Brand Management Career and Job Description
In this type of structure every brand name or product owned by the firm is managed separately as a unique business with each product or brand name competing individually against competitors. Such brand independence allows firms to aggressively advertise individual products-sometimes competing with other products owned and produced by the firm.

With the exception of the top levels of corporate managers employees forming the brand team are the only workers in the firm who are involved in every part of the firm’s business related to the brand in question. Brand managers are responsible for planning, developing and directing the marketing mix associated with the given product or brand name. They do general work, co-ordinating the efforts and responsibilities with workers who carry out specific functions related to production, sales, advertising, promotion, R&D, marketing research, purchasing, distribution, package development, and finance.

Employees working in brand/product management positions will be given various responsibilities from the get go allowing them to speed up the learning process and make contributions from the beginning to the brand or product assignment they are given.

Brand Management Job and Employment Opportunities
Almost every consumer goods corporation employs this kind of organizational structure. Many companies specializing in industrial goods also employ similar brand/product management. One of the best methods to train to become a high level corporate employee is by gaining experience in brand management of a consumer goods firm.

In a consumer goods firm most beginners start as brand assistants. Typically new employees are hired as brand assistants and must pass through a training program consisting of sales training provided through company courses and seminars, lasting anywhere from one to four months. Traditionally such jobs are offered to MBA’s, but some companies do recruit and hire undergraduate students.

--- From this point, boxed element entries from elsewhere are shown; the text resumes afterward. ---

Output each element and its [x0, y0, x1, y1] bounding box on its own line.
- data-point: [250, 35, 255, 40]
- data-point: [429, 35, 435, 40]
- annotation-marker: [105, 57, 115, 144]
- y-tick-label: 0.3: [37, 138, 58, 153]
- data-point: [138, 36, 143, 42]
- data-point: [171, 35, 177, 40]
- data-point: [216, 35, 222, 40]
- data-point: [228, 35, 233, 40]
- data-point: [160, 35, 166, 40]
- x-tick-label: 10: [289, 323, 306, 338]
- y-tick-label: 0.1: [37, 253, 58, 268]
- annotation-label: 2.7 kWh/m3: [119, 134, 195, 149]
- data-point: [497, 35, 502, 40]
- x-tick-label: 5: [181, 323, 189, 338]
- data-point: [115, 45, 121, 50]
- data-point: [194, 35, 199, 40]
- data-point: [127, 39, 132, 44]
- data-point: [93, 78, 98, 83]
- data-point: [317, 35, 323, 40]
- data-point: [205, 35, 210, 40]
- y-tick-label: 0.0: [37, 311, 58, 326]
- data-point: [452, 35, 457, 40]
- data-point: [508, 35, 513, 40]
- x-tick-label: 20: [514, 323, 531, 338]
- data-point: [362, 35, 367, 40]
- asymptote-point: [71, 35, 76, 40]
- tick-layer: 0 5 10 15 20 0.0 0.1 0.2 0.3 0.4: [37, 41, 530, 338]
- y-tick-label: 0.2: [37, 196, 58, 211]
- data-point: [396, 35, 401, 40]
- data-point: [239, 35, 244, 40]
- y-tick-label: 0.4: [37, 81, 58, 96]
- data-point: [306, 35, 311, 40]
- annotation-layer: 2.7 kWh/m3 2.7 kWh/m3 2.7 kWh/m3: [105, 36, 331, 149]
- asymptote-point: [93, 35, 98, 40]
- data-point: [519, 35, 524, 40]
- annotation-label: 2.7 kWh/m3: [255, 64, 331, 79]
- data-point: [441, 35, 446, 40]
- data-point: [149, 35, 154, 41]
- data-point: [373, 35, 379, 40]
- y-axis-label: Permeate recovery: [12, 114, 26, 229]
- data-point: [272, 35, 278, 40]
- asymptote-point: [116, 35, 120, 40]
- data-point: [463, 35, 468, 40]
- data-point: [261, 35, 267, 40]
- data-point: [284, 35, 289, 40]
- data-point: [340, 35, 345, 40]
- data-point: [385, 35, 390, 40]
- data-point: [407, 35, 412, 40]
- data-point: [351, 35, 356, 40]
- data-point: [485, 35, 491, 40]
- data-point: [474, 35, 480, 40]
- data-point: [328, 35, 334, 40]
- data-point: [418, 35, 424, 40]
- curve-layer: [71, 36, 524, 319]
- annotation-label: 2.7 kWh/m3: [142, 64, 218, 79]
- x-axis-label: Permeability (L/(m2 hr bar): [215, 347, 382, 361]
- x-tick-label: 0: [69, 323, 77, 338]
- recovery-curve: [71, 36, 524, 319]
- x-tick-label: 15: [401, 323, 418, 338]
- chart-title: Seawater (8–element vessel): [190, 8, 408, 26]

Brand Management Training and Job Qualifications

The best brand managers focus on the results They have high levels of creativity, very analytical, good communicators and have entrepreneurial tendencies.To be a brand manager one must have a strong foundation based on the core aspects of marketing. These core aspects are advertising, research, consumer behavior, and strategy. Additionally one must be analytically sound and begin preparation for this through courses in finance and accounting. For the most part applicants must have at least a bachelor’s degree to become a brand manager although an MBA is preferable.